Search code examples
pythonpandasazureazure-data-lake-gen2

Read CSV from Azure Data Lake Storage Gen 2 to Pandas Dataframe | NO DATABRICKS


I am trying for the last 3 hours to read a CSV from Azure Data Lake Storage Gen2 (ADLS Gen2) into a pandas dataframe. This is very easy in Azure Blob Storage (ABS) but I can't figure out how to do this in ADLS Gen2.

I have developed the following function until now:

def read_csv_from_adls_to_df(storage_account_name, storage_account_key, container_name, directory_name, file_name):
    service_client = DataLakeServiceClient(account_url=f"https://{storage_account_name}.dfs.core.windows.net", credential=storage_account_key)
    file_system_client = service_client.get_file_system_client(file_system = container_name)
    directory_client = file_system_client.get_directory_client(directory_name)
    file_client = directory_client.create_file(file_name)
    file_download = file_client.download_file()

    return None

I am not able to figure out what should I do after the file_download step. I have tried several things like readall(), readinto() but nothing seems to work.

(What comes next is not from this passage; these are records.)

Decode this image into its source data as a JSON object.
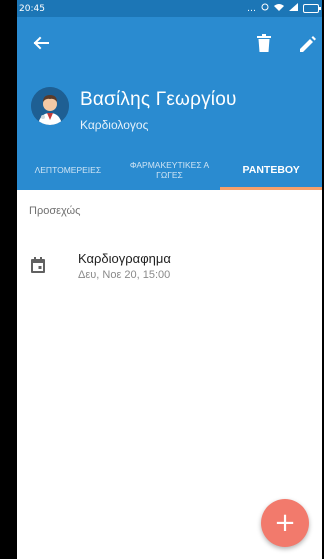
{
  "status_bar": {
    "time": "20:45",
    "icons": [
      "dots-icon",
      "alarm-icon",
      "wifi-icon",
      "signal-icon",
      "battery-icon"
    ]
  },
  "toolbar": {
    "back_icon": "arrow-left-icon",
    "delete_icon": "trash-icon",
    "edit_icon": "pencil-icon"
  },
  "doctor": {
    "name": "Βασίλης Γεωργίου",
    "specialty": "Καρδιολογος",
    "avatar_icon": "doctor-avatar-icon"
  },
  "tabs": [
    {
      "label": "ΛΕΠΤΟΜΕΡΕΙΕΣ",
      "active": false
    },
    {
      "label": "ΦΑΡΜΑΚΕΥΤΙΚΕΣ ΑΓΩΓΕΣ",
      "active": false
    },
    {
      "label": "ΡΑΝΤΕΒΟΥ",
      "active": true
    }
  ],
  "appointments": {
    "section_title": "Προσεχώς",
    "items": [
      {
        "title": "Καρδιογραφημα",
        "datetime": "Δευ, Νοε 20, 15:00",
        "icon": "calendar-icon"
      }
    ]
  },
  "fab": {
    "label": "+"
  },
  "colors": {
    "primary": "#2a8bd0",
    "status_bar": "#1c76b6",
    "tab_indicator": "#f6a06b",
    "fab": "#f27a6c"
  }
}
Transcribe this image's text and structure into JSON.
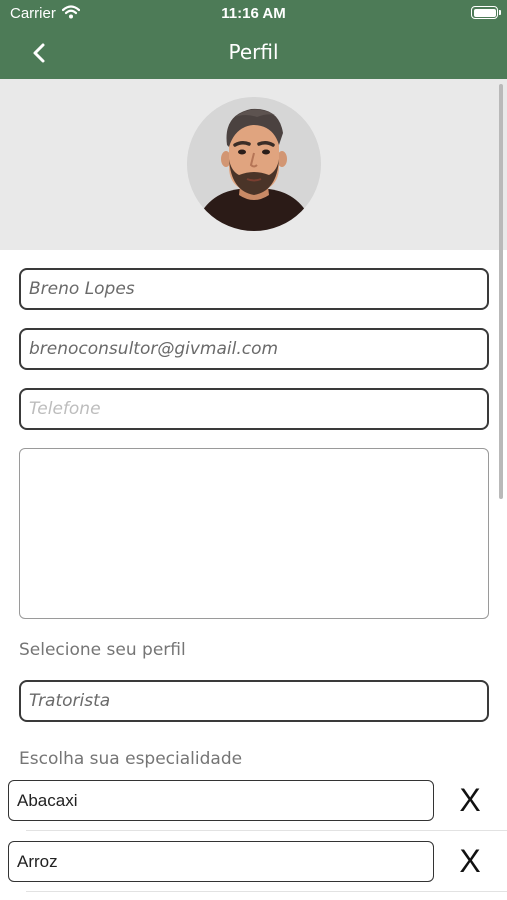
{
  "status_bar": {
    "carrier": "Carrier",
    "time": "11:16 AM"
  },
  "nav": {
    "title": "Perfil",
    "back_icon": "chevron-left-icon"
  },
  "profile": {
    "avatar": "user-avatar",
    "name_value": "Breno Lopes",
    "email_value": "brenoconsultor@givmail.com",
    "phone_placeholder": "Telefone",
    "bio_value": ""
  },
  "profile_type": {
    "label": "Selecione seu perfil",
    "selected": "Tratorista"
  },
  "specialties": {
    "label": "Escolha sua especialidade",
    "remove_label": "X",
    "items": [
      {
        "value": "Abacaxi"
      },
      {
        "value": "Arroz"
      }
    ]
  },
  "colors": {
    "header": "#4d7b57",
    "avatar_band": "#e9e9e9"
  }
}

Following is the function which I always use for reading CSV from ABS into dataframe:

def read_csv_from_blob(blob_service_client, container_name, blob_name):
    blob_client = blob_service_client.get_blob_client(container=container_name, blob=blob_name)

    # Retrieve extract blob file
    blob_download = blob_client.download_blob()

    # Read blob file into DataFrame
    blob_data = io.StringIO(blob_download.content_as_text())
    df = pd.read_csv(blob_data)
    return df

PS: I am not doing this on databricks. I am doing this on Python.


Solution

  • I hope that this documentation can help https://learn.microsoft.com/en-us/azure/architecture/data-science-process/explore-data-blob

    read a file from an s3 using lambda is simple, but Azure makes this simple task complicated. also, you can use Azure data factory.